With the opportunity that presented itself overnight from Wednesday to Thursday, there was no need to be patient. Hughes was offered a trade that will benefit the Canadiens both in the short- and long-term and pulled the trigger on it.
Sure, he acknowledged the pitfalls of it — that if Carey Price is healthy enough to play next season, he’s traded away the ability to use the long-term injury reserve space Weber’s situation afforded him — but also said that it was a move worth making to clear Weber’s $7.85-million hit off his books (specifically for the three years that follow this next one) because it frees up some of the space that will be needed to, for example, keep Cole Caufield in Montreal beyond next season.
Hughes also explained it was a necessary move given the uncertainty of Price’s situation.
Having the goaltender, who makes $10.5 million on the cap in each of the next four years, join Weber on LTIR because he can’t heal from his knee injury would prevent the Canadiens from spending the money they feel they need to spend over time in order to be a contender.
Not that the Canadiens couldn’t technically exceed the cap by close to the $20 million Weber and Price count for; it’s just that it’s financially unfeasible for them to do it for four years.
“I don’t think the system is really made to have $20 million (tied up that way each year),” Hughes said, and he was right. That wouldn’t be good for any team.
Even the mighty Montreal Canadiens, who have no qualms spending to the cap, have budgetary considerations — especially now, three years into a pandemic that’s severely affected the team’s revenue.
So do the Golden Knights, but this deal was good for them. They’re a current contender that cleared the last year of Dadonov’s contract off the books and saved almost $6.5 million in actual dollars by moving Dadonov’s salary and not having to pay all of Weber’s because it’s mostly covered by insurance. They also gained flexibility by ridding themselves of Dadonov’s $5-million cap hit and obtained the LTIR space Weber’s contract provides.
There’s another part of it that works for Montreal, too.
“We were able to get a player who can help us offensively right now,” said Hughes. “I expect that we’ll continue to have a need to find more flexibility on the cap in future years, so we’ll see what happens, but I think (Dadonov) can help us next year.”
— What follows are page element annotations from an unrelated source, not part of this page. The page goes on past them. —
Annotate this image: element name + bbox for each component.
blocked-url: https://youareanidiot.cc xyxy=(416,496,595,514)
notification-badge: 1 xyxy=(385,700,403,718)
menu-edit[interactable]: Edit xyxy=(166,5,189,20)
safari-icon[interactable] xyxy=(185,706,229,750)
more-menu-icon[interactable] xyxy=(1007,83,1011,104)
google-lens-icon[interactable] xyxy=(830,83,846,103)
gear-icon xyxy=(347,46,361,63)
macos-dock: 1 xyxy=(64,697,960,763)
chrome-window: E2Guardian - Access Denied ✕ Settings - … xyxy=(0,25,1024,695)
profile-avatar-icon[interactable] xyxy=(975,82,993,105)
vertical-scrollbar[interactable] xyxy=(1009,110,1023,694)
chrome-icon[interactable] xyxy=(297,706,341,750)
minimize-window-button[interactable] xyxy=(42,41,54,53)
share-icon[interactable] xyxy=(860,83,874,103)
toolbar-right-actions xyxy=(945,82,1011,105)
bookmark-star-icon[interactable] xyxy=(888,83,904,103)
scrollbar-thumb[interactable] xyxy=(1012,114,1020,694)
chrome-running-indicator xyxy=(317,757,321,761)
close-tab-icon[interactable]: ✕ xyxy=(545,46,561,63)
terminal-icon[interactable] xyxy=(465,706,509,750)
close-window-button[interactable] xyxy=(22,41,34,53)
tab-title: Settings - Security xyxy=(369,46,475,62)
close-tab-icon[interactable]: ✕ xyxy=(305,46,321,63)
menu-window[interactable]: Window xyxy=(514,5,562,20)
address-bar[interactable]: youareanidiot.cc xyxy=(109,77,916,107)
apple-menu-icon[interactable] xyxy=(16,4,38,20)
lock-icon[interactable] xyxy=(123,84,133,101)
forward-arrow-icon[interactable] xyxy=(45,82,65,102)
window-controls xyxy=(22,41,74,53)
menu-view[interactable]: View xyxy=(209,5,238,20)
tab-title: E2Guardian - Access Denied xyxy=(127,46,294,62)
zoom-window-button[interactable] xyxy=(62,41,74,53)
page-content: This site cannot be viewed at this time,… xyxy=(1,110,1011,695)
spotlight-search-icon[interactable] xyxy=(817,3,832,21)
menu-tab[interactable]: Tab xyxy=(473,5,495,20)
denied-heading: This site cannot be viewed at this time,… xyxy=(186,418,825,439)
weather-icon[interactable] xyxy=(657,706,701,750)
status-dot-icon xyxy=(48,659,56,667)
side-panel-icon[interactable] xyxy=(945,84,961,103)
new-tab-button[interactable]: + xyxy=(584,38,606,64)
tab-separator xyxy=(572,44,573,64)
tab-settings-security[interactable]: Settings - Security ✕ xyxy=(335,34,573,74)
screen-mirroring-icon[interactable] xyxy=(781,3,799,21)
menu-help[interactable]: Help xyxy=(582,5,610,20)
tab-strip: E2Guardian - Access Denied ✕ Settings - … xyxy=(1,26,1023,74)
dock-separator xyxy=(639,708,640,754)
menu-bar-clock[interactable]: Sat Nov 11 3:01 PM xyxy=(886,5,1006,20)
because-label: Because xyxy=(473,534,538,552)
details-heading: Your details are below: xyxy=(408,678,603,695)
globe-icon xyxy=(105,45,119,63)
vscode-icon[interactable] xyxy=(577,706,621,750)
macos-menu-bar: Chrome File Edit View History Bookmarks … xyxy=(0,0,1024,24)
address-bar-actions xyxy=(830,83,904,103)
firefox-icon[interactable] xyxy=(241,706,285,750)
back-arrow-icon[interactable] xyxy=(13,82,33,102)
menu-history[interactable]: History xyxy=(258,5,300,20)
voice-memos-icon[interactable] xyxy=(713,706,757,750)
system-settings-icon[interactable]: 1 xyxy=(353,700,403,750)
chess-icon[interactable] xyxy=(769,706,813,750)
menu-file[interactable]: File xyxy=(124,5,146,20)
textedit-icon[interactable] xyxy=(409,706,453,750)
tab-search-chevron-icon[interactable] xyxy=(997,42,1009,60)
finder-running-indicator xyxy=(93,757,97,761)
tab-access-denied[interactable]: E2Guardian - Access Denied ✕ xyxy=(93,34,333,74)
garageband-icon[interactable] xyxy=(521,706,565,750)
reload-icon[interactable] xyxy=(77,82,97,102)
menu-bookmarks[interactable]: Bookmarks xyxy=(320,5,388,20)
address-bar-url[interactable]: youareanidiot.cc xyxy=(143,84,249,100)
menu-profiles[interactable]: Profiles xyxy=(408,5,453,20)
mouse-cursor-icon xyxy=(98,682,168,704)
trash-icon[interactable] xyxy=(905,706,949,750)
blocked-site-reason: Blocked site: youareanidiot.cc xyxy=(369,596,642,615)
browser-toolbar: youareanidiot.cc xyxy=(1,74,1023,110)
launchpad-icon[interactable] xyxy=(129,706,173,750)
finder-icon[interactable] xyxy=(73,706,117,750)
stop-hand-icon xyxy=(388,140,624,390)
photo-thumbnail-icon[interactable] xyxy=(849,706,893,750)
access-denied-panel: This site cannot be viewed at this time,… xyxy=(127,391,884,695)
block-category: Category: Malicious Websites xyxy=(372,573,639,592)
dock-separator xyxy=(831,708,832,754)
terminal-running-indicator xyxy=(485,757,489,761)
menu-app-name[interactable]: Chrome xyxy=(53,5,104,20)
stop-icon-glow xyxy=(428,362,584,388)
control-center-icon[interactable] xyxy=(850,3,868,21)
The 33-year-old Russian, who scored 20 goals and 43 points in 78 games with the Golden Knights this past season, isn’t likely to hurt one of the NHL’s least potent offences. And if he helps it, Hughes can potentially flip him for a future asset at the deadline — one that potentially helps the Canadiens compete when they want to be competitive.
Either way, Dadonov’s $5 million is coming off the books after next season, and it’s not the only salary doing so.
Paul Byron and Jonathan Drouin could both be moved this off-season. But if neither of them are, the Canadiens will still gain future flexibility by allowing them to walk to free agency next summer, and that’s another $8.9 million clear.
Jake Allen is also coming into his last season at $2.875 million and, depending on Price’s situation, it could be his last one in Montreal. And that’s just one more example of how the Canadiens will gain the flexibility they require.
With patience will come more opportunity, as this team enters its intended window to win.
It would be problematic, if not completely disastrous, if the Canadiens couldn’t afford to — or weren’t willing to — wait.
But they can ride this out and end up better off. They said that was their plan all along, and they appear to be sticking to it.